Site information
- Type: Military Airfield
- Controlled by: United States Army Air Forces

Location
- Coordinates: 41°02′11.82″N 013°57′38.31″E﻿ / ﻿41.0366167°N 13.9606417°E

Site history
- Built: 1943
- In use: 1943-1944

= Castel Volturno Airfield =

Abandoned military airfield in Italy

Castel Volturno Airfield is an abandoned military airfield in Italy, located approximately 3 km east of Castel Volturno, in the Province of Caserta in the Italian region Campania, located about 35 km northwest of Naples and about 35 km west of Caserta on the Volturno river.

It was an all-weather temporary field built by the United States Army Air Force XII Engineer Command using a graded earth compacted surface, with a prefabricated hessian (burlap) surfacing known as PHS. PHS was made of an asphalt-impregnated jute which was rolled out over the compacted surface over a square mesh track (SMT) grid of wire joined in 3-inch squares.
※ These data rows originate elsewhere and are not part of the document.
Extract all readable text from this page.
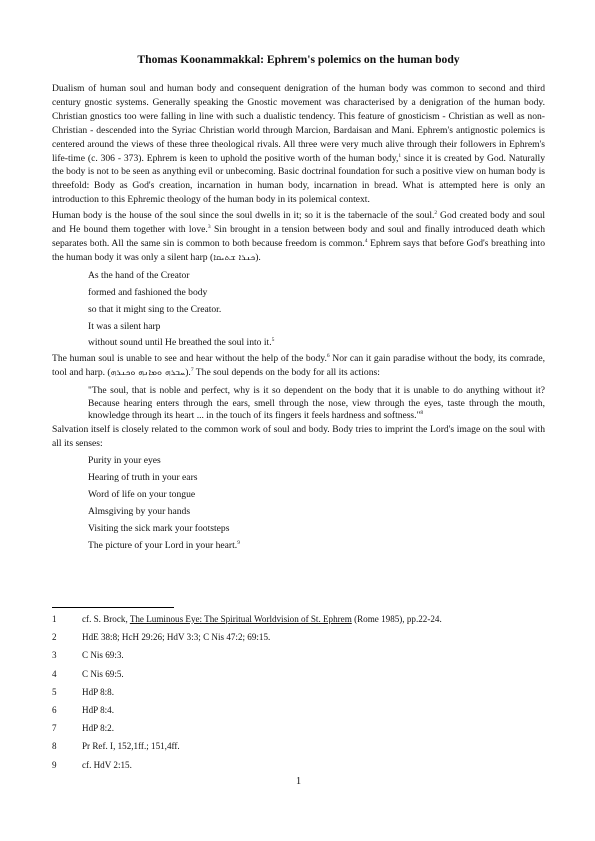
Thomas Koonammakkal: Ephrem's polemics on the human body

Dualism of human soul and human body and consequent denigration of the human body was common to second and third century gnostic systems. Generally speaking the Gnostic movement was characterised by a denigration of the human body. Christian gnostics too were falling in line with such a dualistic tendency. This feature of gnosticism - Christian as well as non-Christian - descended into the Syriac Christian world through Marcion, Bardaisan and Mani. Ephrem's antignostic polemics is centered around the views of these three theological rivals. All three were very much alive through their followers in Ephrem's life-time (c. 306 - 373). Ephrem is keen to uphold the positive worth of the human body,$^1$ since it is created by God. Naturally the body is not to be seen as anything evil or unbecoming. Basic doctrinal foundation for such a positive view on human body is threefold: Body as God's creation, incarnation in human body, incarnation in bread. What is attempted here is only an introduction to this Ephremic theology of the human body in its polemical context.

Human body is the house of the soul since the soul dwells in it; so it is the tabernacle of the soul.$^2$ God created body and soul and He bound them together with love.$^3$ Sin brought in a tension between body and soul and finally introduced death which separates both. All the same sin is common to both because freedom is common.$^4$ Ephrem says that before God's breathing into the human body it was only a silent harp (ܟܢܪܐ ܫܬܝܩܐ).

As the hand of the Creator
formed and fashioned the body
so that it might sing to the Creator.
It was a silent harp
without sound until He breathed the soul into it.$^5$

The human soul is unable to see and hear without the help of the body.$^6$ Nor can it gain paradise without the body, its comrade, tool and harp. (ܚܒܪܗ ܘܡܐܢܗ ܘܟܢܪܗ).$^7$ The soul depends on the body for all its actions:

"The soul, that is noble and perfect, why is it so dependent on the body that it is unable to do anything without it? Because hearing enters through the ears, smell through the nose, view through the eyes, taste through the mouth, knowledge through its heart ... in the touch of its fingers it feels hardness and softness."$^8$

Salvation itself is closely related to the common work of soul and body. Body tries to imprint the Lord's image on the soul with all its senses:

Purity in your eyes
Hearing of truth in your ears
Word of life on your tongue
Almsgiving by your hands
Visiting the sick mark your footsteps
The picture of your Lord in your heart.$^9$
1	cf. S. Brock, The Luminous Eye: The Spiritual Worldvision of St. Ephrem (Rome 1985), pp.22-24.
2	HdE 38:8; HcH 29:26; HdV 3:3; C Nis 47:2; 69:15.
3	C Nis 69:3.
4	C Nis 69:5.
5	HdP 8:8.
6	HdP 8:4.
7	HdP 8:2.
8	Pr Ref. I, 152,1ff.; 151,4ff.
9	cf. HdV 2:15.
1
Pierced Steel Planking was also used for parking areas, as well as for dispersal sites, when it was available. In addition, tents were used for billeting and also for support facilities; an access road was built to the existing road infrastructure; a dump for supplies, ammunition, and gasoline drums, along with a drinkable water and minimal electrical grid for communications and station lighting.
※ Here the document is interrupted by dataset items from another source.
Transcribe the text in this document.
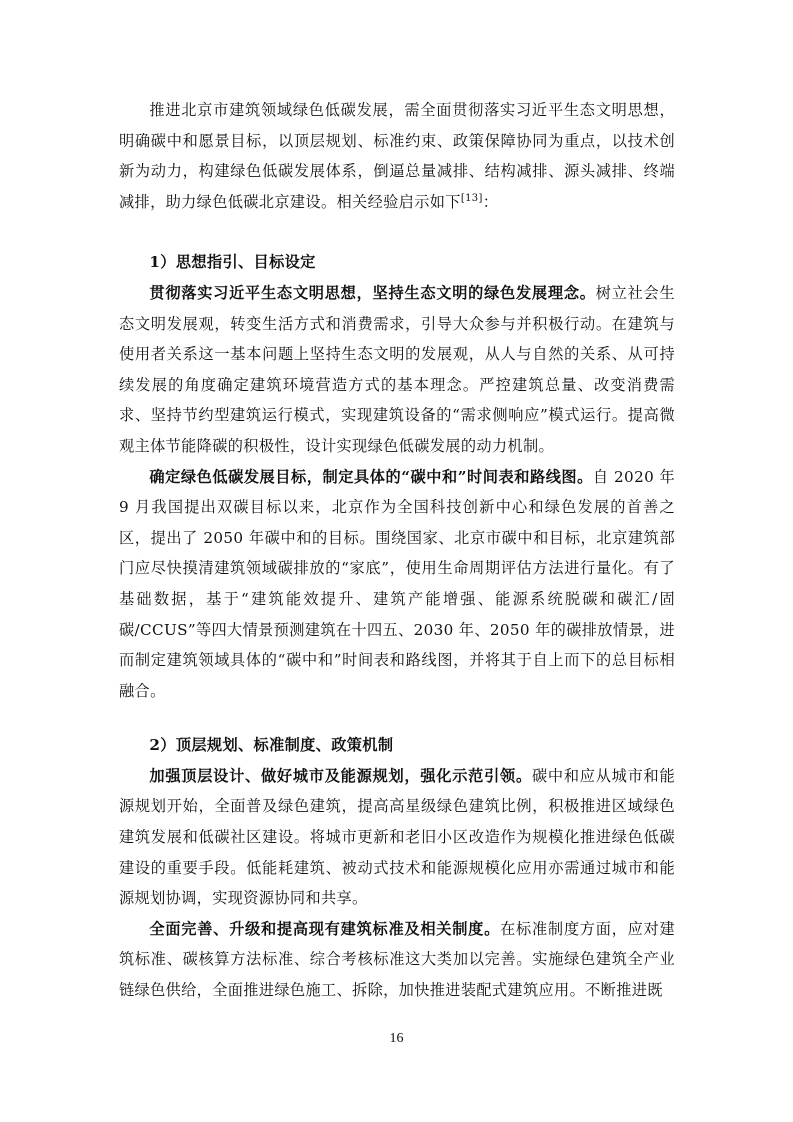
推进北京市建筑领域绿色低碳发展，需全面贯彻落实习近平生态文明思想，明确碳中和愿景目标，以顶层规划、标准约束、政策保障协同为重点，以技术创新为动力，构建绿色低碳发展体系，倒逼总量减排、结构减排、源头减排、终端减排，助力绿色低碳北京建设。相关经验启示如下[13]：

1）思想指引、目标设定

贯彻落实习近平生态文明思想，坚持生态文明的绿色发展理念。树立社会生态文明发展观，转变生活方式和消费需求，引导大众参与并积极行动。在建筑与使用者关系这一基本问题上坚持生态文明的发展观，从人与自然的关系、从可持续发展的角度确定建筑环境营造方式的基本理念。严控建筑总量、改变消费需求、坚持节约型建筑运行模式，实现建筑设备的“需求侧响应”模式运行。提高微观主体节能降碳的积极性，设计实现绿色低碳发展的动力机制。

确定绿色低碳发展目标，制定具体的“碳中和”时间表和路线图。自 2020 年 9 月我国提出双碳目标以来，北京作为全国科技创新中心和绿色发展的首善之区，提出了 2050 年碳中和的目标。围绕国家、北京市碳中和目标，北京建筑部门应尽快摸清建筑领域碳排放的“家底”，使用生命周期评估方法进行量化。有了基础数据，基于“建筑能效提升、建筑产能增强、能源系统脱碳和碳汇/固碳/CCUS”等四大情景预测建筑在十四五、2030 年、2050 年的碳排放情景，进而制定建筑领域具体的“碳中和”时间表和路线图，并将其于自上而下的总目标相融合。

2）顶层规划、标准制度、政策机制

加强顶层设计、做好城市及能源规划，强化示范引领。碳中和应从城市和能源规划开始，全面普及绿色建筑，提高高星级绿色建筑比例，积极推进区域绿色建筑发展和低碳社区建设。将城市更新和老旧小区改造作为规模化推进绿色低碳建设的重要手段。低能耗建筑、被动式技术和能源规模化应用亦需通过城市和能源规划协调，实现资源协同和共享。

全面完善、升级和提高现有建筑标准及相关制度。在标准制度方面，应对建筑标准、碳核算方法标准、综合考核标准这大类加以完善。实施绿色建筑全产业链绿色供给，全面推进绿色施工、拆除，加快推进装配式建筑应用。不断推进既

16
Once completed it was turned over for use by the Twelfth Air Force 31st Fighter Group from Jan through April 1944 flying Spitfires and transitioning to P-51 Mustangs. Also the 27th Fighter Group was stationed at the airfield during April and May 1944, flying A-36 Apaches, later converting to P-47 Thunderbolts.

The airfield was closed in June 1944 and largely dismantled. Today, there are few remaining traces of the airfield. The end of the former main runway is now used as a concrete foundation for agricultural buildings in farmland. Two blister hangars are being used for storage in a small area to the west of the airfield.